Scholarships & Grants for Adopted Children

Various organizations within the United States offer grants and scholarships to adopted children. Most of these grants are focused on providing these children the opportunity to pursue higher education. However, others emphasize independent living and cultural contribution. Whatever the purpose, adopted children have myriad choices and many can easily find a scholarship or grant program suitable for their individual needs.

  1. Wave Goodbye to Tuition

    • Various states’ governments offer tuition waivers to adopted children. Adopted children can use these waivers for universities, community colleges and vocational colleges. Because the details of these waivers vary by state, the eligibility of an adopted child can also vary by state. For example, some such waivers require the applicant to demonstrate financial need. Families of adopted children should seek the assistance of professionals within the government bodies to which these waivers belong to gain a full understanding of to whom these waivers apply.

    Scholarly Orphans

    • Some nongovernmental programs can help adopted children, regardless of their residence.

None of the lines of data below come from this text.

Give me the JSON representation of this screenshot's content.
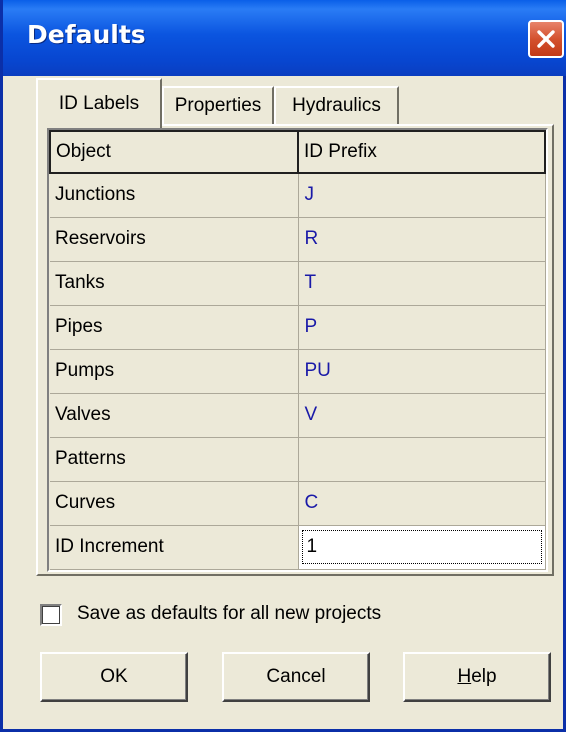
{
  "window": {
    "title": "Defaults"
  },
  "tabs": [
    {
      "label": "ID Labels",
      "active": true
    },
    {
      "label": "Properties",
      "active": false
    },
    {
      "label": "Hydraulics",
      "active": false
    }
  ],
  "grid": {
    "headers": [
      "Object",
      "ID Prefix"
    ],
    "rows": [
      {
        "object": "Junctions",
        "prefix": "J"
      },
      {
        "object": "Reservoirs",
        "prefix": "R"
      },
      {
        "object": "Tanks",
        "prefix": "T"
      },
      {
        "object": "Pipes",
        "prefix": "P"
      },
      {
        "object": "Pumps",
        "prefix": "PU"
      },
      {
        "object": "Valves",
        "prefix": "V"
      },
      {
        "object": "Patterns",
        "prefix": ""
      },
      {
        "object": "Curves",
        "prefix": "C"
      },
      {
        "object": "ID Increment",
        "prefix": "1"
      }
    ]
  },
  "save_defaults": {
    "label": "Save as defaults for all new projects",
    "checked": false
  },
  "buttons": {
    "ok": "OK",
    "cancel": "Cancel",
    "help_mnemonic": "H",
    "help_rest": "elp"
  },
  "colors": {
    "title_bar": "#0b55e0",
    "prefix_text": "#1a1aa8",
    "close_button": "#d4512e",
    "dialog_background": "#ece9d8"
  }
}
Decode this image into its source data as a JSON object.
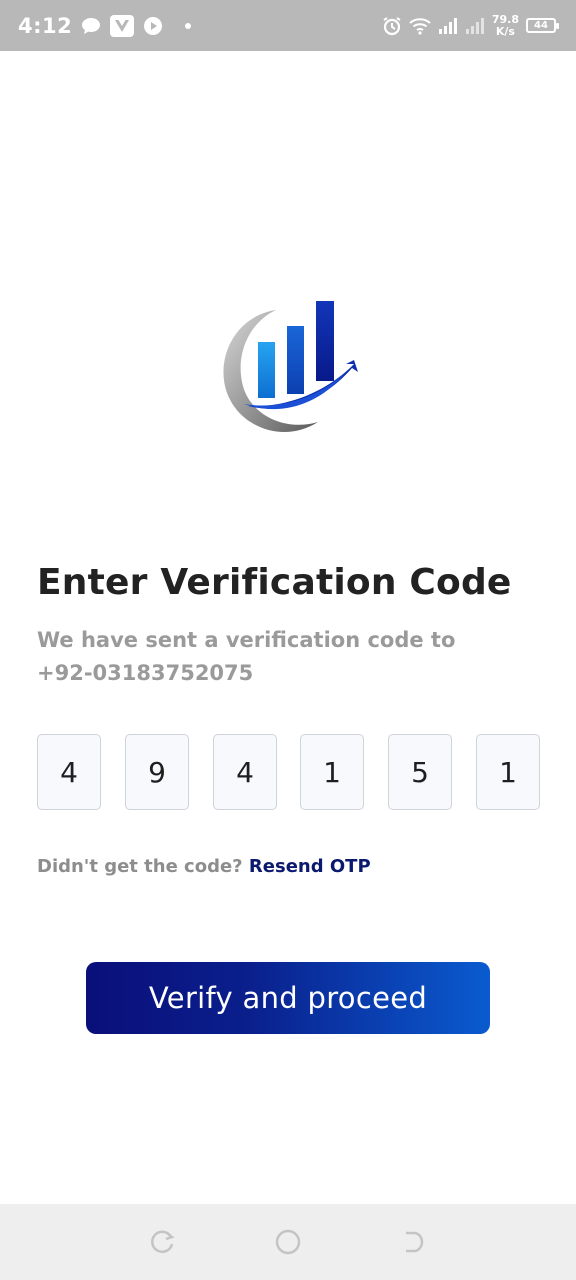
{
  "status_bar": {
    "time": "4:12",
    "net_speed_value": "79.8",
    "net_speed_unit": "K/s",
    "battery": "44",
    "icons": [
      "chat-bubble-icon",
      "v-app-icon",
      "play-icon",
      "dot-icon",
      "alarm-icon",
      "wifi-icon",
      "signal-icon",
      "signal-icon-2"
    ]
  },
  "logo": {
    "icon": "growth-chart-logo",
    "colors": {
      "bar_light": "#1a8fe0",
      "bar_mid": "#1556c8",
      "bar_dark": "#0b1e9e",
      "swoosh_gray": "#8c8c8c"
    }
  },
  "verification": {
    "title": "Enter Verification Code",
    "subtitle_line1": "We have sent a verification code to",
    "phone": "+92-03183752075",
    "digits": [
      "4",
      "9",
      "4",
      "1",
      "5",
      "1"
    ],
    "resend_prompt": "Didn't get the code?",
    "resend_link": "Resend OTP",
    "verify_button": "Verify and proceed"
  },
  "colors": {
    "accent_dark": "#0a0f7a",
    "accent_light": "#0a5bd0",
    "link": "#0b1a6e",
    "status_bar_bg": "#b8b8b8"
  },
  "nav_bar": {
    "icons": [
      "recents-icon",
      "home-icon",
      "back-icon"
    ]
  }
}
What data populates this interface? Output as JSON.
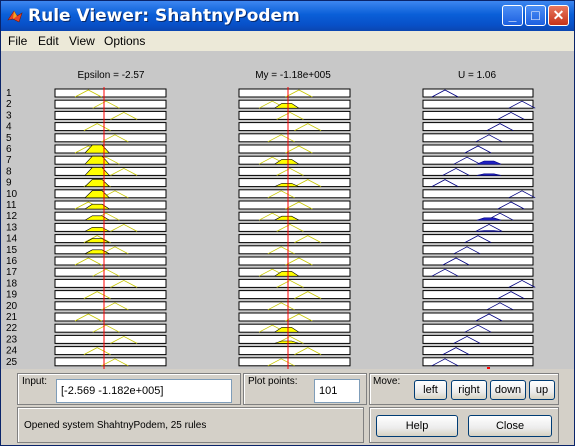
{
  "window": {
    "title": "Rule Viewer: ShahtnyPodem",
    "controls": {
      "minimize": "_",
      "maximize": "□",
      "close": "✕"
    }
  },
  "menu": [
    "File",
    "Edit",
    "View",
    "Options"
  ],
  "plots": {
    "headers": {
      "epsilon": "Epsilon = -2.57",
      "my": "My = -1.18e+005",
      "u": "U = 1.06"
    },
    "rule_numbers": [
      "1",
      "2",
      "3",
      "4",
      "5",
      "6",
      "7",
      "8",
      "9",
      "10",
      "11",
      "12",
      "13",
      "14",
      "15",
      "16",
      "17",
      "18",
      "19",
      "20",
      "21",
      "22",
      "23",
      "24",
      "25"
    ],
    "rule_count": 25,
    "epsilon_activation": [
      0,
      0,
      0,
      0,
      0,
      1,
      1,
      1,
      0.9,
      0.9,
      0.6,
      0.55,
      0.5,
      0.5,
      0.5,
      0,
      0,
      0,
      0,
      0,
      0,
      0,
      0,
      0,
      0
    ],
    "my_activation": [
      0,
      0.6,
      0,
      0,
      0,
      0,
      0.6,
      0,
      0.4,
      0,
      0,
      0.5,
      0,
      0,
      0,
      0,
      0.6,
      0,
      0,
      0,
      0,
      0.6,
      0.3,
      0,
      0
    ],
    "u_activation": [
      0,
      0,
      0,
      0,
      0,
      0,
      0.4,
      0.2,
      0,
      0,
      0,
      0.3,
      0.1,
      0,
      0,
      0,
      0,
      0,
      0,
      0,
      0,
      0,
      0,
      0,
      0
    ],
    "colors": {
      "input_fill": "#ffff00",
      "input_outline": "#c8c800",
      "output_outline": "#000080",
      "output_fill": "#2020c0",
      "index_line": "#ff0000",
      "background": "#c8c8c8"
    }
  },
  "controls": {
    "input_label": "Input:",
    "input_value": "[-2.569 -1.182e+005]",
    "plot_points_label": "Plot points:",
    "plot_points_value": "101",
    "move_label": "Move:",
    "move_buttons": {
      "left": "left",
      "right": "right",
      "down": "down",
      "up": "up"
    },
    "help_button": "Help",
    "close_button": "Close"
  },
  "status": "Opened system ShahtnyPodem, 25 rules"
}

The Orphan Foundation of America is perhaps the most prominent of these organizations, offering college scholarships to adopted children throughout the entire United States. High school students with an “orphaned past” -- literally past foster care -- can apply online for such a scholarship. Once she verifies her status as an adopted child, she may receive a scholarship to cover her college tuition and living expenses.

    Moving on

    • While not directly for school, the Independent Living program can provide adopted children with money needed to continue moving forward in life. With the purpose of helping children successfully transition from the foster care program, the U.S. Department of Social Services runs the Independent Living program across the United States. An adopted child can apply for this program when he moves out of his foster parents’ home, which often corresponds with moving onto college. Though its specifics vary by state, the Independent Living program can provide these children with funds for living and education.

    The Benefits of a Melting Pot

    • Some programs offer grants and scholarships specifically to children who were adopted from overseas. While the basics of such grants don’t differ much from state-based grants, the emphasis and eligibility criteria do. When applying for such a grant, applicants must prove that their birthplace was not inside the United States. In addition, some programs request applicants to explain how the granted funds will be used to improve the diversity and international community in the United States.